Maintenant, place à l’action
À Genève, fortes de ces avancées, les équipes de GEothermies ont quant à elles pu définir des zones propices à l’exploitation de fluides géothermiques sous terre, comme l’a confirmé Carole Nawratil de Bono, cheffe de projet aux Services industriels de Genève (SIG). «Nous souhaitons creuser à une profondeur d’environ 1000 mètres, où l’eau circule à 40-45 degrés pour récupérer cette chaleur. Il s’agit de forages verticaux ou légèrement déviés qui seront actifs 24h/24, 7 jours/7 durant un à six mois et où l’on doit disposer de 1000 à 8000 m2 de surface pour intervenir avec du matériel lourd», commente-t-elle.
Une fois installée, la centrale de forage peut être située sur un terrain de sport, un parking ou tout autre emplacement flexible mais ne doit pas être recouverte par un bâtiment, puisqu’une maintenance a lieu toutes les décennies. L’accessibilité à ce type de parcelle, d’une telle dimension, s’apparente donc à une denrée rare à Genève... Un forage est néanmoins prévu sur la commune de Satigny l’an prochain (si tout se déroule comme espéré). Un appel d’offres est lancé et le démarrage agendé à septembre 2025.
Restent encore quelques défis
Plusieurs autres terrains sont également en cours de négociation pour envisager une exploitation autour de 2027-2028 mais rien n’est acté. Outre le coût de ces opérations qui limite les tentatives (un forage se chiffre entre 20 et 100 millions de francs), les experts se doivent de conjuguer toute une série de critères pour la réussite d’un projet de forage.
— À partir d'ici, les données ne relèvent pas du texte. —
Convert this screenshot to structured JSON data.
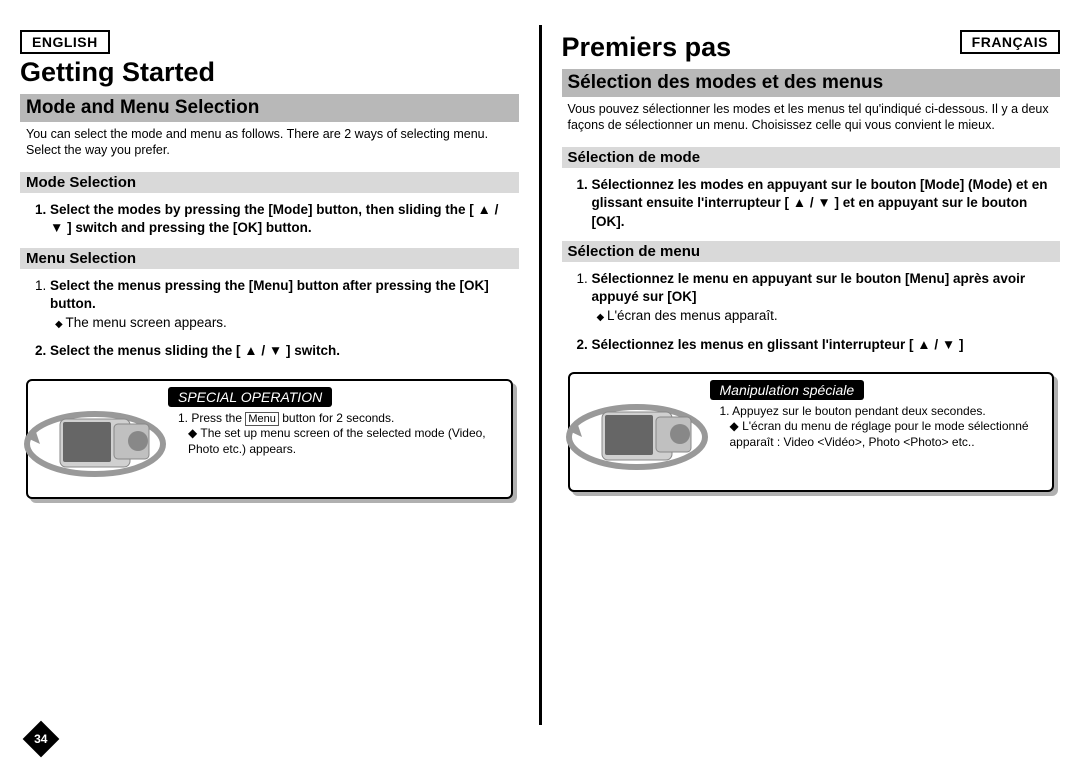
{
  "page_number": "34",
  "symbols": {
    "updown": "▲ / ▼"
  },
  "en": {
    "lang": "ENGLISH",
    "h1": "Getting Started",
    "section": "Mode and Menu Selection",
    "intro": "You can select the mode and menu as follows. There are 2 ways of selecting menu. Select the way you prefer.",
    "mode_sub": "Mode Selection",
    "mode_step": "Select the modes by pressing the [Mode] button, then sliding the [ ▲ / ▼ ] switch and pressing the [OK] button.",
    "menu_sub": "Menu Selection",
    "menu_step1": "Select the menus pressing the [Menu] button after pressing the [OK] button.",
    "menu_step1_sub": "The menu screen appears.",
    "menu_step2": "Select the menus sliding the [ ▲ / ▼ ] switch.",
    "special_title": "SPECIAL OPERATION",
    "special_step": "1. Press the ",
    "special_step_btn": "Menu",
    "special_step_after": " button for 2 seconds.",
    "special_sub": "The set up menu screen of the selected mode (Video, Photo etc.) appears."
  },
  "fr": {
    "lang": "FRANÇAIS",
    "h1": "Premiers pas",
    "section": "Sélection des modes et des menus",
    "intro": "Vous pouvez sélectionner les modes et les menus tel qu'indiqué ci-dessous. Il y a deux façons de sélectionner un menu. Choisissez celle qui vous convient le mieux.",
    "mode_sub": "Sélection de mode",
    "mode_step": "Sélectionnez les modes en appuyant sur le bouton [Mode] (Mode) et en glissant ensuite l'interrupteur [ ▲ / ▼ ] et en appuyant sur le bouton [OK].",
    "menu_sub": "Sélection de menu",
    "menu_step1": "Sélectionnez le menu en appuyant sur le bouton [Menu] après avoir appuyé sur [OK]",
    "menu_step1_sub": "L'écran des menus apparaît.",
    "menu_step2": "Sélectionnez les menus en glissant l'interrupteur [ ▲ / ▼ ]",
    "special_title": "Manipulation spéciale",
    "special_step": "1. Appuyez sur le bouton pendant deux secondes.",
    "special_sub": "L'écran du menu de réglage pour le mode sélectionné apparaît : Video <Vidéo>, Photo <Photo> etc.."
  }
}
Parmi eux: «Il ne faut ni se trouver trop loin de la ressource, ni trop loin des consommateurs de l’énergie produite, il faut faire avec les (in)disponibilités foncières d’un canton très dense et urbanisé, prendre en compte les évolutions futures autour de la parcelle (construction d’un futur quartier par exemple), tenir compte des contraintes légales telles que des oppositions dans le processus de planification mais aussi ne pas oublier le patrimoine, l’arborisation, la protection des eaux, la gestion du bruit, les sites pollués etc.», liste Maude Sauvain, directrice du bureau Latitude Durable, partie prenante au programme.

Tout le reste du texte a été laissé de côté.